What’s missing, then, for marketing—one of the areas most open to innovation—to strategically scale GenAI? The answer lies in discipline. The first step is structuring a true content supply chain, treating creation, approval, and distribution as an integrated factory, with clear guardrails, DAM, templates, and assured quality. The second is ensuring clean and consented data in a CDP, because without solid taxonomies and proprietary databases, the personalization promised by AI is just rhetoric. The third step is bringing LLMOps practices into the martech stack: standardized prompts, integration with official sources, observability, traceability, and human and automated evaluation. The fourth is end-to-end measurement, connecting impressions, clicks, costs, and results in revenue, margin, and retention. Fifth is investing in talent, creating new roles—from AI product owners to knowledge curators—and promoting continuous upskilling. Finally, the sixth point is abandoning vanity metrics and focusing on proven impact, with A/B testing, Marketing Mix Modeling econometric models, and isolated channel tests. Only then will marketing move beyond rhetoric and prove real business contribution.

But how to differentiate hype from applications that truly generate value? I usually ask four simple questions. The first is about materiality: which business KPI will be impacted, and to what magnitude? Vague gains, without numbers or deadlines, rarely scale. The second involves frequency: does the problem repeat enough to justify automation and investment? The next is about data advantage: do we have proprietary inputs and context that make the solution unique, or are we just using publicly available data anyone can access? The fourth question tackles the last mile: does the solution truly integrate with existing workflows and generate feedback, or is it just a nice demo that doesn’t connect with CRM or ERP? If the answers to these questions aren’t clear, the project is just hype.

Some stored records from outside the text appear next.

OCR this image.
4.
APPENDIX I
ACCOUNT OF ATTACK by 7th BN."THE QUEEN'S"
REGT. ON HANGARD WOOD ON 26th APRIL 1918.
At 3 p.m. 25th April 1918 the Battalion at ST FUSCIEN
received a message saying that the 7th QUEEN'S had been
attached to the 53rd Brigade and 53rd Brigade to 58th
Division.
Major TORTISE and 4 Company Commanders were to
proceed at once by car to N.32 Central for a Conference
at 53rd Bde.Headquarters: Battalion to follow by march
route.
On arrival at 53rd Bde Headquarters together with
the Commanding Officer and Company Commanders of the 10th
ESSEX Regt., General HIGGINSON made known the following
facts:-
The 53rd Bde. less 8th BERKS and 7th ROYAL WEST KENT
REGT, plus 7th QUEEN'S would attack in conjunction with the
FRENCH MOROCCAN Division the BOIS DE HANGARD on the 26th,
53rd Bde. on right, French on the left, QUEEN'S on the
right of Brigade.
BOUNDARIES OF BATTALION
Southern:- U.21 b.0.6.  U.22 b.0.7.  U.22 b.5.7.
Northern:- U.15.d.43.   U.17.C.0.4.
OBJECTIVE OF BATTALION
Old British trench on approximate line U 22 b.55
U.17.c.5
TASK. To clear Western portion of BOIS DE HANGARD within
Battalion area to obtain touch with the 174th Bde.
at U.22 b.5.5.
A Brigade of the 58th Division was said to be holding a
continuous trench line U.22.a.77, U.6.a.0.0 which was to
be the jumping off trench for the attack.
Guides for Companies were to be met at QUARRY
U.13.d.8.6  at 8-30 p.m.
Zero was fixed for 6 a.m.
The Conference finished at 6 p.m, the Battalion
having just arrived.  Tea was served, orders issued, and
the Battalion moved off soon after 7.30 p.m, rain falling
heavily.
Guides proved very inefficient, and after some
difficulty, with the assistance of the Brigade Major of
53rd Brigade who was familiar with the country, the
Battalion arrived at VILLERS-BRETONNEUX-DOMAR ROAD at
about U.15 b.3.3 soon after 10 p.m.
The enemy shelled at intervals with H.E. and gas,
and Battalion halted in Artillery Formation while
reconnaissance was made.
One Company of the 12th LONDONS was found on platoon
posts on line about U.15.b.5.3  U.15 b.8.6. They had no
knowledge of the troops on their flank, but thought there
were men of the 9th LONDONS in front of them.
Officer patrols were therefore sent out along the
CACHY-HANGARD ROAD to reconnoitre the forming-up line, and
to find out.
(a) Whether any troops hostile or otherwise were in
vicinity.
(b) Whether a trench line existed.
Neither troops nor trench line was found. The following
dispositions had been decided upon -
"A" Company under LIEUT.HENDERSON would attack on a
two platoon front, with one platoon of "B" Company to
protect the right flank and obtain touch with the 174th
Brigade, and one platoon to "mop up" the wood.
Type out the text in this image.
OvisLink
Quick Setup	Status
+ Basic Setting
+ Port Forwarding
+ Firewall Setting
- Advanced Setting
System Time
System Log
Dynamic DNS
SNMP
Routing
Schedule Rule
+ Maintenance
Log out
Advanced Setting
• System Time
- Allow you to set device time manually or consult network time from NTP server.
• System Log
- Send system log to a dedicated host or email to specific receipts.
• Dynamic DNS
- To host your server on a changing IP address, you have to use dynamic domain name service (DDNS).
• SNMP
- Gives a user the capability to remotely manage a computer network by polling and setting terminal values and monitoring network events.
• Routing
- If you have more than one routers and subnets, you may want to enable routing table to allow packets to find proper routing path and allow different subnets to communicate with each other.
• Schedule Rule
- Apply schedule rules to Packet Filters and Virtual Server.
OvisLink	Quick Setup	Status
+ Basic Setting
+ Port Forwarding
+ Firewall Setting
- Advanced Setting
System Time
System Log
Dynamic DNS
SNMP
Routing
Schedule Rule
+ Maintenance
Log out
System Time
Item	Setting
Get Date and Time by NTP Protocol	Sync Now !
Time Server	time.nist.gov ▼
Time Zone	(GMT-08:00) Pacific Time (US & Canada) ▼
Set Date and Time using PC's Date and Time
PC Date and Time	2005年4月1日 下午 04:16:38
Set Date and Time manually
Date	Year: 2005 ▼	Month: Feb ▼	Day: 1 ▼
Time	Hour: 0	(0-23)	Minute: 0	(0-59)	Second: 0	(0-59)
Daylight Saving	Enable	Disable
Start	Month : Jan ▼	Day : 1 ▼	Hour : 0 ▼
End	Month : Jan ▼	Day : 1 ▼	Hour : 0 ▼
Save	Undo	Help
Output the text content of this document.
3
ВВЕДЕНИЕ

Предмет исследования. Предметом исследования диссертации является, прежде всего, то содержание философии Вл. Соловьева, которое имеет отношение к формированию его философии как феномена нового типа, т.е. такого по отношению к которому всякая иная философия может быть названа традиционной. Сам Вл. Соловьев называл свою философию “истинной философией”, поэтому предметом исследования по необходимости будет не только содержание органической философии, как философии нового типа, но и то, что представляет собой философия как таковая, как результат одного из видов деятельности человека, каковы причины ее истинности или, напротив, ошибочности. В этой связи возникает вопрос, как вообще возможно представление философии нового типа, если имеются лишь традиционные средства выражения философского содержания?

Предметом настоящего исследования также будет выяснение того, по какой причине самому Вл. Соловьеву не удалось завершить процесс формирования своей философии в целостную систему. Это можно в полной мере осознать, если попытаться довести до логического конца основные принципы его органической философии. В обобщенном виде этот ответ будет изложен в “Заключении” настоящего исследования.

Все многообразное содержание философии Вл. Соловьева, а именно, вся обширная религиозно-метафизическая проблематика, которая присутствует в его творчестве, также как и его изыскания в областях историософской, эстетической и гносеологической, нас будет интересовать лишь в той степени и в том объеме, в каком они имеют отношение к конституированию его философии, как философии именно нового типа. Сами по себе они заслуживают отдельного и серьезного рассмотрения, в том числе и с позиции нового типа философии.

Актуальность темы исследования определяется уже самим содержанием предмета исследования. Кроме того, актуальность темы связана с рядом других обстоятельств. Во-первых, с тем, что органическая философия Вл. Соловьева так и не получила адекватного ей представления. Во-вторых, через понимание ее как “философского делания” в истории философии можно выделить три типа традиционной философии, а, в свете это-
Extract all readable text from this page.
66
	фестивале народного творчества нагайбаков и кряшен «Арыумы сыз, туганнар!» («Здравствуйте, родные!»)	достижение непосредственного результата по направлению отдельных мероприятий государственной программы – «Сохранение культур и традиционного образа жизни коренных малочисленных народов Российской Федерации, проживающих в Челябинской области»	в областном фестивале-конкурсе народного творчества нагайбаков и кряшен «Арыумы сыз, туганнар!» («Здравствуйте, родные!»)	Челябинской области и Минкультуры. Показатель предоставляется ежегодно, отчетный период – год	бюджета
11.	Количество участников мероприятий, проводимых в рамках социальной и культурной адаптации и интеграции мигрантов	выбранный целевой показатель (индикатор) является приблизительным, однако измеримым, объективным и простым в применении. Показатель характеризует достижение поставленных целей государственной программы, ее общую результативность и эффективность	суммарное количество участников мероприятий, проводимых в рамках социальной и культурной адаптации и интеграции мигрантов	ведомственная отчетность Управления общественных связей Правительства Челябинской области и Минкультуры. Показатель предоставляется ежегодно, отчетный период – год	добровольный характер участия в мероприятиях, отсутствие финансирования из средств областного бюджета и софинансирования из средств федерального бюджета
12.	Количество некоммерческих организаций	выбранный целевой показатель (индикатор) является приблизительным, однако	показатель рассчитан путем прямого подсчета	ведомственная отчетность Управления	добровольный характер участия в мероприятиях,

In this scenario, the CIO’s role is essential. They aren’t responsible for choosing the best model but for designing the golden path: governance, platform, integration, and discipline to enable impact at scale. This involves Responsible AI policies, modular architecture to avoid the ‘tool zoo,’ evaluation standards tied to real KPIs, and last-mile integration. Without this, AI remains a proof of concept. Strategic realism must prevail over rhetorical optimism. The challenge is no longer proving that GenAI can transform marketing and business—it’s building the conditions for it to stop being a promise and truly deliver results.